Euphemisms abound in a recent post about how OA content is less targeted and possibly less trusted, leaving an overall stain on the literature

“Distribution Mismatch”

I don’t read “The Scholarly Kitchen” anymore, but yesterday a friend of “The Geyser” forwarded a post entitled, “Intended Audience and Actual Distribution: A Growing Mismatch?” by Roger Schonfeld and Dylan Ruediger of ITHAKA. Because I know this reader doesn’t mess around, I read the post.

The idea of the post is that a system of distribution focused on expert communities — subscription journals — has been replaced with a chaotic OA model spraying content all over the place, possibly making it harder for experts to discern what information is for them and its relative quality and trustworthiness, while the public is inundated with information that could mislead or frustrate them in a variety of ways.

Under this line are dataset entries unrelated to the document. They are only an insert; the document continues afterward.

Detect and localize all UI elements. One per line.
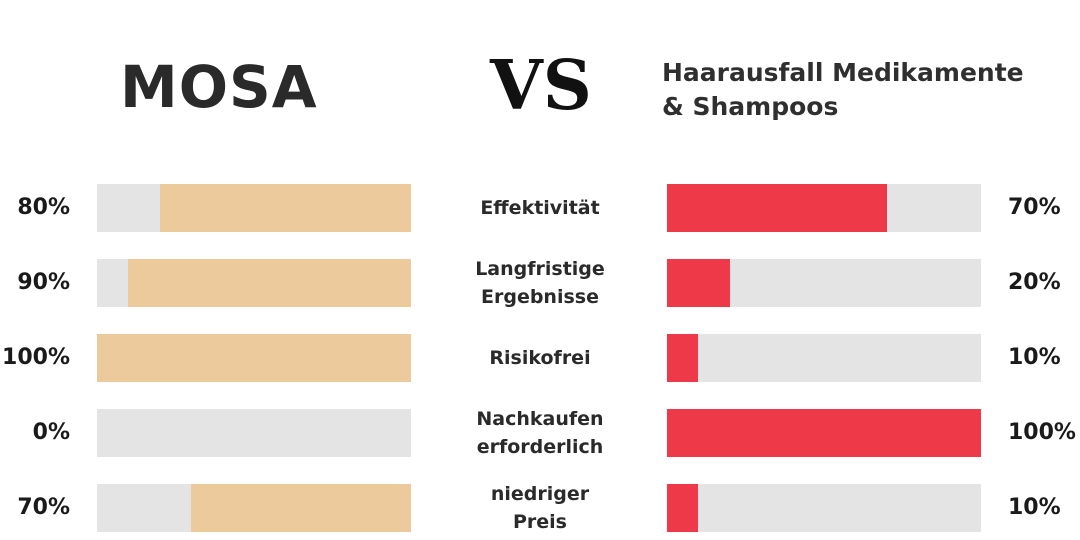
comparison-row: 70% niedriger Preis 10%	[0, 483, 1080, 533]
comparison-row: 80% Effektivität 70%	[0, 184, 1080, 232]
competitor-percent-label: 20%	[1008, 270, 1061, 295]
criterion-label: Nachkaufen erforderlich	[430, 408, 650, 458]
competitor-bar-track	[667, 484, 981, 532]
competitor-bar	[667, 409, 981, 457]
mosa-percent-label: 70%	[17, 495, 70, 520]
competitor-percent-label: 100%	[1008, 420, 1076, 445]
mosa-title: MOSA	[120, 53, 318, 121]
criterion-label-line: Effektivität	[480, 197, 600, 219]
competitor-bar-track	[667, 409, 981, 457]
competitor-title-line-2: & Shampoos	[662, 92, 839, 121]
competitor-percent-label: 10%	[1008, 495, 1061, 520]
mosa-bar-track	[97, 184, 411, 232]
mosa-percent-label: 0%	[32, 420, 70, 445]
competitor-bar	[667, 484, 699, 532]
mosa-percent-label: 90%	[17, 270, 70, 295]
criterion-label-line: erforderlich	[476, 436, 604, 458]
criterion-label-line: Langfristige	[475, 258, 605, 280]
mosa-bar-track	[97, 259, 411, 307]
competitor-bar	[667, 259, 730, 307]
mosa-bar-track	[97, 409, 411, 457]
criterion-label: Risikofrei	[430, 334, 650, 382]
competitor-bar-track	[667, 334, 981, 382]
comparison-row: 90% Langfristige Ergebnisse 20%	[0, 258, 1080, 308]
mosa-bar-track	[97, 484, 411, 532]
criterion-label-line: Preis	[512, 511, 567, 533]
competitor-bar	[667, 334, 699, 382]
competitor-bar-track	[667, 184, 981, 232]
vs-label: VS	[490, 46, 592, 126]
competitor-percent-label: 70%	[1008, 195, 1061, 220]
competitor-bar	[667, 184, 887, 232]
criterion-label: Effektivität	[430, 184, 650, 232]
criterion-label-line: Ergebnisse	[481, 286, 599, 308]
competitor-title: Haarausfall Medikamente & Shampoos	[662, 56, 1072, 124]
competitor-percent-label: 10%	[1008, 345, 1061, 370]
mosa-bar-track	[97, 334, 411, 382]
mosa-bar	[159, 184, 411, 232]
mosa-bar	[191, 484, 411, 532]
criterion-label: Langfristige Ergebnisse	[430, 258, 650, 308]
mosa-bar	[128, 259, 411, 307]
criterion-label-line: Risikofrei	[489, 347, 591, 369]
mosa-percent-label: 100%	[2, 345, 70, 370]
comparison-row: 100% Risikofrei 10%	[0, 334, 1080, 382]
criterion-label: niedriger Preis	[430, 483, 650, 533]
mosa-percent-label: 80%	[17, 195, 70, 220]
competitor-bar-track	[667, 259, 981, 307]
competitor-title-line-1: Haarausfall Medikamente	[662, 58, 1024, 87]
criterion-label-line: niedriger	[490, 483, 590, 505]
mosa-bar	[97, 334, 411, 382]
comparison-row: 0% Nachkaufen erforderlich 100%	[0, 408, 1080, 458]
criterion-label-line: Nachkaufen	[476, 408, 604, 430]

Where have we heard that before?

If experts in publishing had been consulted before academic ideologues, cynical authors, and well-heeled funders bullied the market into accepting OA, what Schonfeld and Ruediger describe would have been assigned the category of  “a priori knowledge” — things professionals could have predicted (and did), and which therefore could have been avoided due to the potential downsides and the lack of demonstrated upsides of any consequence.

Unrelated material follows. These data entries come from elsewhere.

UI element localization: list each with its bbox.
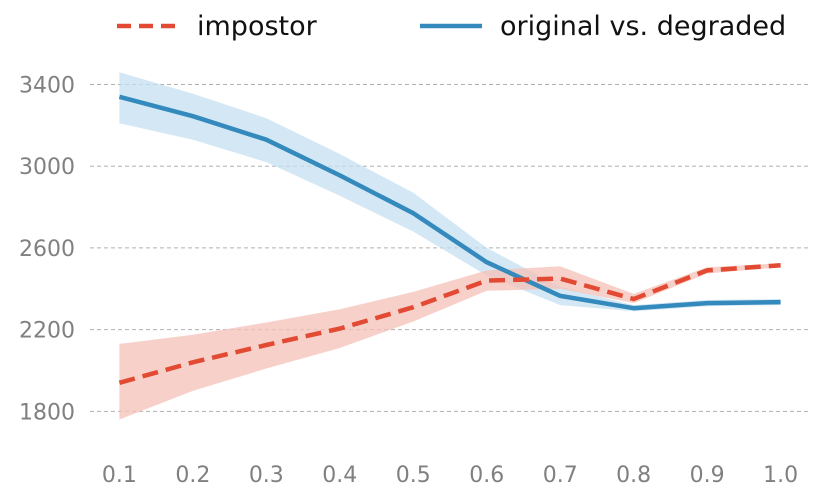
y-tick-label-2200: 2200 xyxy=(19,319,75,344)
band-original-vs-degraded xyxy=(119,72,781,312)
band-impostor xyxy=(119,263,781,420)
legend: impostor original vs. degraded xyxy=(0,6,830,46)
y-axis-tick-labels: 1800 2200 2600 3000 3400 xyxy=(19,74,75,426)
legend-item-impostor: impostor xyxy=(117,6,317,46)
x-tick-label-0.7: 0.7 xyxy=(543,463,578,488)
legend-item-original: original vs. degraded xyxy=(420,6,786,46)
series-lines xyxy=(118,94,781,385)
x-tick-label-0.2: 0.2 xyxy=(175,463,210,488)
x-tick-label-0.3: 0.3 xyxy=(249,463,284,488)
legend-label-original: original vs. degraded xyxy=(500,10,787,42)
y-tick-label-1800: 1800 xyxy=(19,400,75,425)
x-tick-label-0.6: 0.6 xyxy=(469,463,504,488)
legend-label-impostor: impostor xyxy=(197,10,317,42)
line-original-vs-degraded xyxy=(118,94,781,311)
x-tick-label-0.5: 0.5 xyxy=(396,463,431,488)
legend-swatch-original xyxy=(420,23,482,29)
x-tick-label-1.0: 1.0 xyxy=(763,463,798,488)
y-tick-label-3000: 3000 xyxy=(19,155,75,180)
y-tick-label-2600: 2600 xyxy=(19,237,75,262)
legend-swatch-impostor xyxy=(117,23,179,29)
x-tick-label-0.1: 0.1 xyxy=(102,463,137,488)
x-axis-tick-labels: 0.1 0.2 0.3 0.4 0.5 0.6 0.7 0.8 0.9 1.0 xyxy=(102,463,798,488)
line-impostor xyxy=(118,263,781,385)
x-tick-label-0.4: 0.4 xyxy=(322,463,357,488)
x-tick-label-0.9: 0.9 xyxy=(690,463,725,488)
x-tick-label-0.8: 0.8 xyxy=(616,463,651,488)
y-tick-label-3400: 3400 xyxy=(19,74,75,99)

Not to mention the blatant conflict of interest inside every instance of author-pays publishing . . .

The result has been far worse than many anticipated, and things are still deteriorating. If you haven’t heard a few conspiracy theories lately, you’re not mixing with enough different people. If you haven’t clocked that authoritarians are still hanging around, waiting to strike again, you might want to recheck the perimeter.

Being cloistered and over-confident, OA advocates decided to conduct a decades-long, society-wide experiment with no controls, one which explicitly rejected and denigrated publishing expertise. Now that things have started to go haywire in increasingly obvious ways, some are beginning to slowly, grudgingly accept there may be a problem.

Yet, it seems even they remain convinced they can solve it, while to publishing experts it’s clear they are out of their depth when it comes to rendering actual solutions — a situation we might see endure for another couple of decades because of how slowly this is grinding along.